The best illustration of this line is The Australian’s triumphal editorial on 7 April at the start of the Solomon Islands elections: ‘At a time when the phrase “nation-building” prompts eye-rolling among cynics, it’s nice to see such a success story so close to home.’
Clearly, the dreadful events in Honiara on 18-19 April put the lie to such premature triumphal outbursts. If there was any eye-rolling it wasn’t among the cynics, but rather the Chinese in Honiara or our diggers, who once again had to go in at great risk and impose their will upon a fractious people.
It is not as if there has been a dearth of advice to RAMSI. Solomon Islands civil society, researchers, eminent persons from across the Pacific, academics, students, ordinary Solomon Island police officers and the think tank industry — all have produced reports. Collectively all these people must be entitled to wonder, just as George Orwell did:
What do you do against the lunatic who is more intelligent than yourself, who gives your arguments a fair hearing and then simply persists in his lunacy?
The question therefore has to be asked: Is the AFP really up to the task? Are they the right folks to be at the forefront of these expeditionary sorties, or should they be the preserve of the military?

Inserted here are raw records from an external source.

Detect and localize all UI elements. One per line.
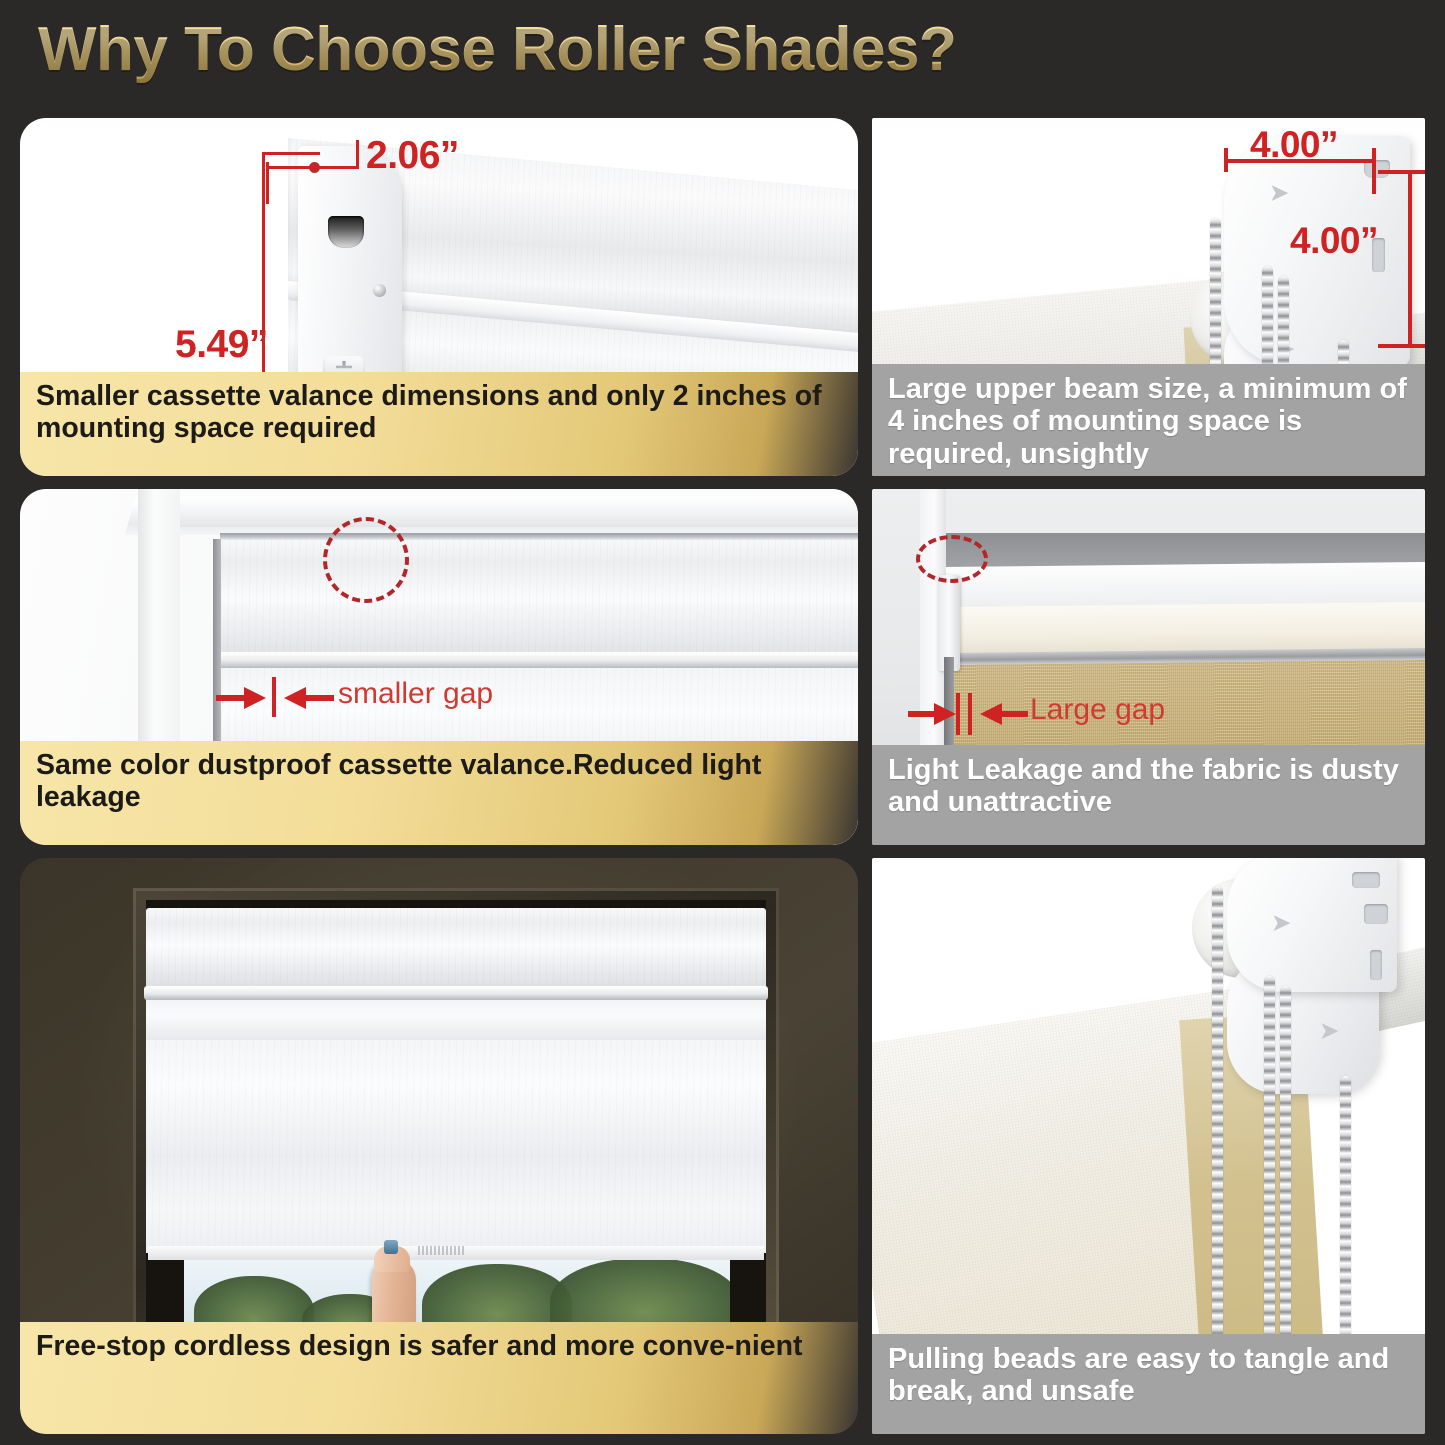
dim-tick-beam-height-top — [1378, 170, 1425, 174]
window-head-molding-inner — [170, 497, 858, 527]
bracket-arrow-icon-top: ➤ — [1270, 180, 1288, 206]
brand-logo — [418, 1246, 466, 1255]
cassette-valance-top — [146, 908, 766, 990]
title-bar: Why To Choose Roller Shades? — [0, 0, 1445, 108]
caption-panel-3: Same color dustproof cassette valance.Re… — [20, 741, 858, 845]
panel-large-upper-beam: ➤ ➤ 4.00” 4.00” Large upper beam size, a… — [872, 118, 1425, 476]
cassette-valance-lip — [144, 986, 768, 1000]
dim-tick-width — [266, 166, 359, 169]
end-cap-slot-icon — [328, 216, 364, 248]
dim-tick-beam-height-bottom — [1378, 344, 1425, 348]
panel-smaller-cassette-valance: 5.49” 2.06” Smaller cassette valance dim… — [20, 118, 858, 476]
bracket-arrow-icon-bottom: ➤ — [1320, 1018, 1338, 1044]
dashed-ellipse-highlight-icon — [916, 535, 988, 583]
panel-dustproof-cassette-valance: smaller gap Same color dustproof cassett… — [20, 489, 858, 845]
caption-panel-2: Large upper beam size, a minimum of 4 in… — [872, 364, 1425, 476]
page-title: Why To Choose Roller Shades? — [38, 14, 956, 85]
bracket-screw-slot-icon — [1370, 950, 1382, 980]
bracket-hook-slot-icon — [1352, 872, 1380, 888]
bracket-arrow-icon-top: ➤ — [1272, 910, 1290, 936]
cassette-valance-bottom-lip — [220, 652, 858, 668]
gap-arrow-left-icon — [908, 701, 960, 727]
shade-fabric-panel — [146, 1038, 766, 1253]
gap-label-smaller: smaller gap — [338, 677, 493, 711]
gap-marker-bar-b — [968, 693, 972, 735]
dim-vline-beam-height — [1408, 170, 1412, 346]
dim-vline-beam-width-right — [1372, 148, 1376, 194]
bracket-hook-slot-icon-2 — [1364, 904, 1388, 924]
cassette-valance-face — [220, 539, 858, 657]
dim-vline-width-right — [356, 140, 359, 168]
caption-panel-5: Free-stop cordless design is safer and m… — [20, 1322, 858, 1434]
cassette-valance-second-band — [146, 998, 766, 1040]
dim-vline-beam-width-left — [1224, 148, 1228, 172]
gap-arrow-left-icon — [216, 685, 270, 711]
panel-pulling-beads-unsafe: ➤ ➤ Pulling beads are easy to tangle and… — [872, 858, 1425, 1434]
dimension-label-beam-height: 4.00” — [1290, 220, 1378, 262]
gap-label-large: Large gap — [1030, 693, 1165, 727]
exposed-valance-band — [944, 602, 1425, 655]
valance-top-seam — [220, 533, 858, 540]
dimension-label-beam-width: 4.00” — [1250, 124, 1338, 166]
panel-free-stop-cordless: Free-stop cordless design is safer and m… — [20, 858, 858, 1434]
gap-arrow-right-icon — [976, 701, 1028, 727]
caption-panel-4: Light Leakage and the fabric is dusty an… — [872, 745, 1425, 845]
caption-panel-6: Pulling beads are easy to tangle and bre… — [872, 1334, 1425, 1434]
dashed-circle-highlight-icon — [323, 517, 409, 603]
dimension-label-width: 2.06” — [366, 134, 459, 178]
gap-marker-bar — [272, 677, 276, 717]
panel-light-leakage: Large gap Light Leakage and the fabric i… — [872, 489, 1425, 845]
dim-tick-height-top — [262, 152, 320, 155]
dimension-label-height: 5.49” — [175, 323, 268, 367]
gap-marker-bar-a — [956, 693, 960, 735]
caption-panel-1: Smaller cassette valance dimensions and … — [20, 372, 858, 476]
end-cap-screw-icon — [373, 284, 386, 297]
shade-pull-handle[interactable] — [384, 1240, 398, 1254]
gap-arrow-right-icon — [280, 685, 334, 711]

As former diplomat Bruce Haigh said on SBS TV’s Insight on 24 May 2005:
There’s nobody looks at the Australian Federal Police. There is no parliamentary body looking at the operations of the Australian Federal Police … My concern is, and it should be the Attorney-General’s concern, that the Australian Federal Police are actually out of control, they’re being used as fixers and they’ve been used as paratroops, they’ve had them in the Solomons, we’ve got them in New Guinea, they’re extensions of our diplomacy, we are going down a path with the Australian Federal Police which is very, very dangerous for this democracy....
If the path we are taking is dangerous for our own vibrant and healthy democracy, just how dangerous might it be for ‘busted arse, fragile democracies’ such as the Solomon Islands?
And whoever else that might be next on the list.
About the author
Mike Wheatley is a Solomon Islander by birth and an Australian citizen for over 30 years. He was Solomon Islands Assistant Commissioner (National Reconnaissance and Surveillance) from 1995 until after the coup in 2000. As such he was in command of the armed constabulary component of the Royal Solomon Islands Police (RSIP).
He served in the Australian Regular Army, retiring as an infantry Major after 22 years service. In the 1980s he served in Uganda and he later established a reconnaissance and surveillance unit in northern Cape York and the Torres Strait islands composed almost entirely of indigenous soldiers.